Doesn't sound like there is enough with this by itself, but maybe hold it for a bit and start looking for some land and use this plus some of the next few years bonuses to get some recreational property of your own.
I've been looking at this almost continuously for over a decade. the problem is that in order for me to justify such a large purchase I need to feel like I'm getting actual use out of it, which means "we" need to be able to visit it frequently, and it can't just be for me. That really limits me to riverfront/lake front within an hr or two. And unless I hit the powerball, that's way out of my price range.
 
I've been looking at this almost continuously for over a decade. the problem is that in order for me to justify such a large purchase I need to feel like I'm getting actual use out of it, which means "we" need to be able to visit it frequently, and it can't just be for me. That really limits me to riverfront/lake front within an hr or two. And unless I hit the powerball, that's way out of my price range.

Look at it as an investment that you get the added benefit of recreating on. Instead of stocks or bonds, own some real estate. Are your other investments just for you? You might not make quite the same return on recreational land as on equity investments but you might be able to come close.

I'm having to deal with this right now, the land I bought in 2007 that I told the wife was an investment just got an unsolicited offer of over 4 times what I paid for it.
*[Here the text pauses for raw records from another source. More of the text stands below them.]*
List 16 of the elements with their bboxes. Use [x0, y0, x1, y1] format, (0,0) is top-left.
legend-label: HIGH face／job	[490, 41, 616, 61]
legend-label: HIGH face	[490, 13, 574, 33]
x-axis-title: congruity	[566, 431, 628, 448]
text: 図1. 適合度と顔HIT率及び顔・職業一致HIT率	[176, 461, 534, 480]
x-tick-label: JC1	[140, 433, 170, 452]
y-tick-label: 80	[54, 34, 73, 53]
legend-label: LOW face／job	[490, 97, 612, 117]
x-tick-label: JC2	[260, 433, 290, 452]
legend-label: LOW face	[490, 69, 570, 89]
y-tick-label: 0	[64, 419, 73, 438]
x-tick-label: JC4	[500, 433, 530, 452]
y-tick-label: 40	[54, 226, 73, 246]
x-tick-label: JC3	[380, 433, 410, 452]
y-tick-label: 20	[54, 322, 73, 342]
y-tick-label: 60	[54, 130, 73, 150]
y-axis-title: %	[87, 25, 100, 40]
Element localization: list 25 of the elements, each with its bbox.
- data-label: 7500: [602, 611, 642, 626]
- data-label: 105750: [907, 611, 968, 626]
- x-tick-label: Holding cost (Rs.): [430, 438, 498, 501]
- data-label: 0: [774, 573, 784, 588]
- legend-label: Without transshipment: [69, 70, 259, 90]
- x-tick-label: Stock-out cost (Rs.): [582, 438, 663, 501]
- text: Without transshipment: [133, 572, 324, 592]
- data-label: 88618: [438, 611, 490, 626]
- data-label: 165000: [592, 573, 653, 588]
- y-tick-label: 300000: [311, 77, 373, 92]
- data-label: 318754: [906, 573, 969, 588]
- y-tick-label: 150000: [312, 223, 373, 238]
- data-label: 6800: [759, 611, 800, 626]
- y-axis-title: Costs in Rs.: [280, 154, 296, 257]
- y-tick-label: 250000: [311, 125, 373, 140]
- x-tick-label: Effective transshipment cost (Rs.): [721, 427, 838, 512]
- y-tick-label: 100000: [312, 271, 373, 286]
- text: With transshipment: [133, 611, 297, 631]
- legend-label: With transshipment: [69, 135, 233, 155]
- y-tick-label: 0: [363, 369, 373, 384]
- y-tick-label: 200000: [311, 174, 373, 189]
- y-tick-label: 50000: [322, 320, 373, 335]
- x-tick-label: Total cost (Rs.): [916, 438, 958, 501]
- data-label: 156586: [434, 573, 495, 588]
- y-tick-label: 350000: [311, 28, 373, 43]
It is well over the current market price because of it's proximity to an electric substation that was built 4 years ago. To be true to my word calling it an investment, I'm going to sell it. BUT I'm going to reinvest that money (plus some more) into another piece of "investment" property.
 
having just gone through this ridiculous thread... https://www.hunttalk.com/threads/centerfire-rifles-your-path.324320/

At 40, and as a lifelong hunter, I have bought, for myself, 2 guns in my life, and I funded one by selling a gun I was gifted as a teen.
So what trips your trigger? You, tbh, don't seem like a carbon fiber, cerakote, wildcat cartridge kind of guy. Pre-'64 M70 in 6.8 O'Connor? Merkel SxS? Colt Python? You've got the utilitarian angle covered with the Tikka, why not get something cool just for the sake of it being cool?